Elijah is not happy about this. Here’s his only two friends he has left (foreigners at that) and one of them is dead. He’s tired of this. He complains to God that this killing of his friends has got to stop! So he takes the boy into his upper chamber, prays, prostrates himself over the body three times and cries out for the Lord to let the boy’s life return to him. And it does. And Elijah brings the boy down to his mother and goes, “There! Your son lives!” And the woman goes “Whoa! You really are a man of God; and the word of the Lord in your mouth is truth!” And Elijah is like: “Well… duh.” 

Now, I hate to say it, OK, hate is too strong a word but I can’t resist: “What A Friend We Have In Jesus!” A friend very much like Elijah in many ways, and yet quite different in a couple important, but subtle ways…

All of Jesus’ friends are dead (or dying). None of us has any life in us, really. Not unlike friendship with Elijah, hanging out with Jesus kind of causes our latent sin to surface and death comes with that, so, yeah, it’s a risky business, hanging out with Him. Many people fled His company for exactly this reason. Many still do today. And you can’t entirely blame them, right? Except, like Elijah but much more so, Jesus also has power to raise the dead(!).

Now, Jesus is quite explicit to those who would be His friends: He says by all means come to Him, all you who are weary and heavy laden, and He will give you rest. But while that sounds great (who doesn’t like to do nothing and afterward, to rest?) you have to realize that Jesus calls death “sleep” or “rest” so there is a darkly humorous tone to this. Jesus tells His disciples plainly that all the world will hate us for being His friends and will kill us(!) And in fact, 11/12 of His early friends died violent deaths because of their friendship with Him. And St. John, who died of old age, had a pretty rough time of it before a peaceful passing…

But Jesus says we should not be overly fussed about this. He told them once “Don’t be afraid of those who can only kill you.” And the disciples are like “Only kill you?” That’s what we’re most afraid of!” And Jesus goes “Nah, you shouldn’t be afraid of dying, but of spending eternity in hell in the lake of fire with the flesh eating worm. That’s really bad.” And I don’t think they were completely reassured by this. He also says that if we come to Him as His friends, but do not deny ourselves, take up the cross and lose our very lives (for Christ’s sake!) we’ll never enjoy eternal life with Him. So being Jesus’ friend in some ways is even more risky than it was being friends with Elijah!

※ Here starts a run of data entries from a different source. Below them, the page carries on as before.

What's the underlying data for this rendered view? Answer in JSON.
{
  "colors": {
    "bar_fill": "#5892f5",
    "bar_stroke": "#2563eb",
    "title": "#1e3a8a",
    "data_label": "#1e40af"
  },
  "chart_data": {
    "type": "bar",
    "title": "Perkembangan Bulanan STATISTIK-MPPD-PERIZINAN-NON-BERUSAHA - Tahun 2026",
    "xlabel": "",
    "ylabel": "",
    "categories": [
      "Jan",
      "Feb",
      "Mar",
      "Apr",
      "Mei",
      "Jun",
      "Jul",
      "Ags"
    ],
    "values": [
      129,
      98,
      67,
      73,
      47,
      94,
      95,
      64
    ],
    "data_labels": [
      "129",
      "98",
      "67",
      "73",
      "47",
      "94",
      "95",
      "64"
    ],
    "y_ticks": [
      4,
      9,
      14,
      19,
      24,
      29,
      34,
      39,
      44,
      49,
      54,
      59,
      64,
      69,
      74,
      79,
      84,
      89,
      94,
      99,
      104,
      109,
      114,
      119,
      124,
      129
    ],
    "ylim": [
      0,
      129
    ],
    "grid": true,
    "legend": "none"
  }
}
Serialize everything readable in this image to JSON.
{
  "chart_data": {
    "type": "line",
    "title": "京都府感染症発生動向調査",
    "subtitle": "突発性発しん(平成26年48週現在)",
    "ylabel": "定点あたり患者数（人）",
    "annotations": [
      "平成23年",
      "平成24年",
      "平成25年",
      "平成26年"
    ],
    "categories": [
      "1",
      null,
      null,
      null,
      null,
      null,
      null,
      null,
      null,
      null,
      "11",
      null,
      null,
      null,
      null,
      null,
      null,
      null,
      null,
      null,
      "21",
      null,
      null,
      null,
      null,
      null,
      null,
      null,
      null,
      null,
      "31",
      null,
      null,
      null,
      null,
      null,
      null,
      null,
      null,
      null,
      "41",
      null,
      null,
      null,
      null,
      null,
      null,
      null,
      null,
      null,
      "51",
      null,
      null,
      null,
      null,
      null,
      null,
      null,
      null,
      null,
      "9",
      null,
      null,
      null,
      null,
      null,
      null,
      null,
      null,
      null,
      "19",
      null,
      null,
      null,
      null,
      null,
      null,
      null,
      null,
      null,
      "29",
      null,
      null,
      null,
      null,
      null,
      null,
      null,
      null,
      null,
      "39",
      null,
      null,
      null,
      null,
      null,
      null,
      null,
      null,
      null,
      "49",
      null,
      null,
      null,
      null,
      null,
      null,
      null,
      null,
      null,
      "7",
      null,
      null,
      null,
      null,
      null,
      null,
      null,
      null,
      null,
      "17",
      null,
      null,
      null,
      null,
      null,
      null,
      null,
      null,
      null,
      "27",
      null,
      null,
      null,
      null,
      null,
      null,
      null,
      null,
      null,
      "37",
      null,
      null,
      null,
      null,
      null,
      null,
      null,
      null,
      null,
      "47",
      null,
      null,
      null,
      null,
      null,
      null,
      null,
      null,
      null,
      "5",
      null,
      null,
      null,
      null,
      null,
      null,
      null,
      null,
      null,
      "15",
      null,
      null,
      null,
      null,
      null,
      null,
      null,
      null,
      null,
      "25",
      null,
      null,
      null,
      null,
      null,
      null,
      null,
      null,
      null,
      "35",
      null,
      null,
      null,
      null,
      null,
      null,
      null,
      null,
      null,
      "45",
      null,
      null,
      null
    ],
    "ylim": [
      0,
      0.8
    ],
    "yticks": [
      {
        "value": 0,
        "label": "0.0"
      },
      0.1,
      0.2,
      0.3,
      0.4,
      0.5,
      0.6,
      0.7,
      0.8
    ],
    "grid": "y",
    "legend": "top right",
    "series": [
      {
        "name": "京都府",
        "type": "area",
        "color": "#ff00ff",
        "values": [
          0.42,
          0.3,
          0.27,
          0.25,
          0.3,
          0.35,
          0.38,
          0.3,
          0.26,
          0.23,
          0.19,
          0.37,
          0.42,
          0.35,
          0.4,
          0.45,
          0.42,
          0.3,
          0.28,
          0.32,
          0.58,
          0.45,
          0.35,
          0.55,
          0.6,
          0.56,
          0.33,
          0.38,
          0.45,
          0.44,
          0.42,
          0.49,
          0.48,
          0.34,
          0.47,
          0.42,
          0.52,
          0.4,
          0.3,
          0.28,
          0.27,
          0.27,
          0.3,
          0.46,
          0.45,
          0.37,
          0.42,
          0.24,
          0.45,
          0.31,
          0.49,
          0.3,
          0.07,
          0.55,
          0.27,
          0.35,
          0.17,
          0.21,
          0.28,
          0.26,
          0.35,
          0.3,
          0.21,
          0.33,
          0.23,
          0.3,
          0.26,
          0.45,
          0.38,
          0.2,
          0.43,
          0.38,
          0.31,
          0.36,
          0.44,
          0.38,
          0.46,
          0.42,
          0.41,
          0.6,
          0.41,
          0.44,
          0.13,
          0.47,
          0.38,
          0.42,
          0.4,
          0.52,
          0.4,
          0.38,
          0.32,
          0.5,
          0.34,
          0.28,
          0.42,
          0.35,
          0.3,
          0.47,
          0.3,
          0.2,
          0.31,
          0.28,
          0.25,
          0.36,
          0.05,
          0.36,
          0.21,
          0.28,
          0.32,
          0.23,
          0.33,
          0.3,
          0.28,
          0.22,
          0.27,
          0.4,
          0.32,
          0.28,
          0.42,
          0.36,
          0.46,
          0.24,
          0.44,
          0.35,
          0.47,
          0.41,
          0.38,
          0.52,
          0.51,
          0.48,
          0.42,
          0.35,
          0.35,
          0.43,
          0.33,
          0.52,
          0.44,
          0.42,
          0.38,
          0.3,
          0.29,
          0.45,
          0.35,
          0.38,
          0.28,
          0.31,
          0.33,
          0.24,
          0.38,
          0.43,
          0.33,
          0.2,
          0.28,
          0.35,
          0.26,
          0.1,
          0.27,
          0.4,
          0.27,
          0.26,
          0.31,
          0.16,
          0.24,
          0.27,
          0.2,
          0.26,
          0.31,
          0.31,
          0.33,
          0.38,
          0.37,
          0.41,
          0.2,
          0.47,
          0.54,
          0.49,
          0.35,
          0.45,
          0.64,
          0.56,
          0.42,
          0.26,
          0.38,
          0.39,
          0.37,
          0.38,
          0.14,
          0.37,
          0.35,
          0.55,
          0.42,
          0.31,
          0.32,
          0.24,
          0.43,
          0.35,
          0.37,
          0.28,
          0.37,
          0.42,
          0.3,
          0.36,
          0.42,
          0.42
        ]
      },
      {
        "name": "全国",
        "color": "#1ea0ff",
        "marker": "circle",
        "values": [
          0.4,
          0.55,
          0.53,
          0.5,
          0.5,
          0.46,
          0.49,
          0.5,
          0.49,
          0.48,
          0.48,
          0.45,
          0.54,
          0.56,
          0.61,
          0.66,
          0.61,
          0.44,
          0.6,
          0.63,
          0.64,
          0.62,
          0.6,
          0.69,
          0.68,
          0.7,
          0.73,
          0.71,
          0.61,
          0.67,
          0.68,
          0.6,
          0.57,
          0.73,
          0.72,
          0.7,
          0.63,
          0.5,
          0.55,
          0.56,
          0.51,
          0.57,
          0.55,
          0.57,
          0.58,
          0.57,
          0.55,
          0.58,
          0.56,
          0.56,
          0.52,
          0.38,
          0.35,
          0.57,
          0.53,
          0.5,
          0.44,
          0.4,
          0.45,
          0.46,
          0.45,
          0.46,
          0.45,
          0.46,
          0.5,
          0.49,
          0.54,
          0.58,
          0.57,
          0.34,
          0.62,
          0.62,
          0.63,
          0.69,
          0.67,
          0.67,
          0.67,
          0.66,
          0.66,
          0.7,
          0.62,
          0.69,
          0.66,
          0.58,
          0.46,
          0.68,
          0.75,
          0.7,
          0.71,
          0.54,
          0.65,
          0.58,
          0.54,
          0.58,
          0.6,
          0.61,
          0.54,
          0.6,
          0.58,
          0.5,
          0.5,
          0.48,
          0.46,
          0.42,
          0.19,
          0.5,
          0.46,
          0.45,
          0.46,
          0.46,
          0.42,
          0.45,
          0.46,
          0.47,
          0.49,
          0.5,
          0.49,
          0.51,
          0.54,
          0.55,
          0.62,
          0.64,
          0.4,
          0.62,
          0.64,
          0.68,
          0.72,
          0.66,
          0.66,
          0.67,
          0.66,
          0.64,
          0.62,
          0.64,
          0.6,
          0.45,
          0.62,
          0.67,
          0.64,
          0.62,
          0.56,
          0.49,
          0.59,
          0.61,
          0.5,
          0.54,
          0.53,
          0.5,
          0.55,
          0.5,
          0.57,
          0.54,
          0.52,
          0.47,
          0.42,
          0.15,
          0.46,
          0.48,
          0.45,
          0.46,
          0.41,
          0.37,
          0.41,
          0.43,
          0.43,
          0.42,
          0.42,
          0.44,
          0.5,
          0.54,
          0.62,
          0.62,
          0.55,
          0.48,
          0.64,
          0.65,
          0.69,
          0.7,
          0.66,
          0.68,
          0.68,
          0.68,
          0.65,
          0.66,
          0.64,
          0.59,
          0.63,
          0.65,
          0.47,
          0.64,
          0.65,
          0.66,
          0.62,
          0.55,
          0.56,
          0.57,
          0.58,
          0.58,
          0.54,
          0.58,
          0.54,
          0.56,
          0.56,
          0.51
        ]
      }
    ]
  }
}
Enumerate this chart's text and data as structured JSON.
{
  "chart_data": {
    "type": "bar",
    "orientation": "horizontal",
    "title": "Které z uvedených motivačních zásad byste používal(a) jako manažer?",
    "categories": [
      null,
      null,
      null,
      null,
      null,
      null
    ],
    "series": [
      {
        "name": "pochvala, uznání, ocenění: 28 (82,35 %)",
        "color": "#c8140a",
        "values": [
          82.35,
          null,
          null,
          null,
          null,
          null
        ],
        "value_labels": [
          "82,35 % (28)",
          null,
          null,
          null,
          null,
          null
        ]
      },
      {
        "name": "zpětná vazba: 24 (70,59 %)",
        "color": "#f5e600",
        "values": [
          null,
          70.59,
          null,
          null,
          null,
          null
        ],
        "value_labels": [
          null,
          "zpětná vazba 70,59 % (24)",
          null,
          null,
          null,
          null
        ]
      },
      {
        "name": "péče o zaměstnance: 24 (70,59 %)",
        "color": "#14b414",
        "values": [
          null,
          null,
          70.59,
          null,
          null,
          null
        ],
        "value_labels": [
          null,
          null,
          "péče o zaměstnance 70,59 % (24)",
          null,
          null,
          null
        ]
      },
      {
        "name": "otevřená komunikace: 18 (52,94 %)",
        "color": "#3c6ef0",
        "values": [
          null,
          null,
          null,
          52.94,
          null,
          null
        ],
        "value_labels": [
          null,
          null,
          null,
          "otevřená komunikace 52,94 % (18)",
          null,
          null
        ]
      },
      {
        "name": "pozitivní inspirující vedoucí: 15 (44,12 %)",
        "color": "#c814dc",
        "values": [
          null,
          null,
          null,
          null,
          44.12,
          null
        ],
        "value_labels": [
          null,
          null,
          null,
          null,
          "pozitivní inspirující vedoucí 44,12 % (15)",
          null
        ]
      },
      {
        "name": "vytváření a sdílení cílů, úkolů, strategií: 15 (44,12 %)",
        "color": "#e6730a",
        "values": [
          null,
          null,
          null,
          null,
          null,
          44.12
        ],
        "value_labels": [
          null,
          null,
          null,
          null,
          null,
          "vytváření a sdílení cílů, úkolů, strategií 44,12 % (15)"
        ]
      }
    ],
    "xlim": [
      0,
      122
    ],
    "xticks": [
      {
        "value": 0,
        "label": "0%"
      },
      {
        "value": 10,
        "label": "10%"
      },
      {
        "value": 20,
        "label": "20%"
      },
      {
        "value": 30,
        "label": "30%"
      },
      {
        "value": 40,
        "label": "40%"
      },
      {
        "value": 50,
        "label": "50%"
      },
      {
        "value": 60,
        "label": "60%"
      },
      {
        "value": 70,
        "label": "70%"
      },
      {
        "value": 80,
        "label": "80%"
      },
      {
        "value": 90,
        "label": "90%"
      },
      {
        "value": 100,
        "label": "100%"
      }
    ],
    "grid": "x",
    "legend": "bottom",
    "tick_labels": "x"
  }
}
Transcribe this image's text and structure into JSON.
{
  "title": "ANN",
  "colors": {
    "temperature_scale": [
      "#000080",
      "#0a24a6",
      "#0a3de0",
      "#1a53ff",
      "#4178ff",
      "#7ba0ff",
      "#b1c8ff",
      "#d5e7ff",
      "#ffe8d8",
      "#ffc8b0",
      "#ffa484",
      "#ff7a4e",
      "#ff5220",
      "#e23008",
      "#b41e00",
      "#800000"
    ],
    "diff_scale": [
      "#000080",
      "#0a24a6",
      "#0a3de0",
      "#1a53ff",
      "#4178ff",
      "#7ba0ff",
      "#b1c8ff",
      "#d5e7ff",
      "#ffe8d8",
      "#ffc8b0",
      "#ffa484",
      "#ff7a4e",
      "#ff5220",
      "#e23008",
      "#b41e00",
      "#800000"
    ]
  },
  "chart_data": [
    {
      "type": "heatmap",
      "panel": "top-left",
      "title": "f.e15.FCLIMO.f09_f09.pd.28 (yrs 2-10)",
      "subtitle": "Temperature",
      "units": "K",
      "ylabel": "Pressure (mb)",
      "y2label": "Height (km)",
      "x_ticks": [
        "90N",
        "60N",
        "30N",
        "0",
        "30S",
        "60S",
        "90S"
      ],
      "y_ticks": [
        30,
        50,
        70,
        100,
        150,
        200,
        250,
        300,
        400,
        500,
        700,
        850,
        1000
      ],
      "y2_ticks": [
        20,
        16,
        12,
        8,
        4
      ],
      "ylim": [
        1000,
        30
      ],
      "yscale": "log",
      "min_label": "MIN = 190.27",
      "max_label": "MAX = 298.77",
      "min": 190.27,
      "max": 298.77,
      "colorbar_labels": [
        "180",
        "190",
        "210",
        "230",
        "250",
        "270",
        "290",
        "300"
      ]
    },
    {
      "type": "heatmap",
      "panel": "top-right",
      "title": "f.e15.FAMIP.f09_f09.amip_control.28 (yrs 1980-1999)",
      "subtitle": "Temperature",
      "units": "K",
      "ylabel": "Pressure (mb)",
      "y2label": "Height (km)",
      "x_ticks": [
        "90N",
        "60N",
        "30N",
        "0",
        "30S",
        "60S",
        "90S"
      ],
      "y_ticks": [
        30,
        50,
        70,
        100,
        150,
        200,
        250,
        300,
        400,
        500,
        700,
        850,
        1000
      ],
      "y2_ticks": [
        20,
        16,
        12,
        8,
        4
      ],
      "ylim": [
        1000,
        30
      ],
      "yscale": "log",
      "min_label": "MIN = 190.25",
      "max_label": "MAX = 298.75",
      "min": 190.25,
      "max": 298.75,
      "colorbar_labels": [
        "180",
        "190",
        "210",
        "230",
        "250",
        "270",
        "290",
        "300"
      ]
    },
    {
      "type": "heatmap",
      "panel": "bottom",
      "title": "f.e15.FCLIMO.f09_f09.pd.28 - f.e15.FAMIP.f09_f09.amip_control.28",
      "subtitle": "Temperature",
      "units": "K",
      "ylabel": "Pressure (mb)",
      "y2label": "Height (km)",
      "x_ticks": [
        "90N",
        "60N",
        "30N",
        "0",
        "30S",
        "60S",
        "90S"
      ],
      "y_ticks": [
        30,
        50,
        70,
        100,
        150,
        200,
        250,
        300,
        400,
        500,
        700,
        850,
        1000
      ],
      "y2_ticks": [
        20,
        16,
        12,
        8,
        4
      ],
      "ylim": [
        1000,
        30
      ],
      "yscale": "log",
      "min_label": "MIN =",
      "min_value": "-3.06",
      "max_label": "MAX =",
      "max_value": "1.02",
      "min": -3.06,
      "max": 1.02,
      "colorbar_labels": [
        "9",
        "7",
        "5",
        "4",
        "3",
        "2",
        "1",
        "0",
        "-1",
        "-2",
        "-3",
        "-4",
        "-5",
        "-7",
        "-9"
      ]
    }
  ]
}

So why would you risk it? If all of Jesus friends die because of Him, why not find other, safer friends? Remember mom told you to be oh, so careful about choosing your friends? Well, here’s why, in our Gospel. Jesus raises the dead. He alone has this power. Notice that Elijah had to ask God to raise the widow’s son, but Jesus has this power in Himself, as Lord and God and Creator and simply says “Arise!” to the young man. And he does(!). This is the Word made Flesh, God Himself, Life in Person…

And Kierkegaard was right about this: fear and trembling is still the way to come into His presence. But come, anyway. Because Jesus comes today, for you, with His body and blood—with His powerful Word. Jesus will be the death of you before He is life to you; but the dying and the rising go hand in hand. And oh, the places you will go, the things you will see, with Him! And Peace surpassing understanding will guard our hearts and minds as Jesus’ Friends. Amen.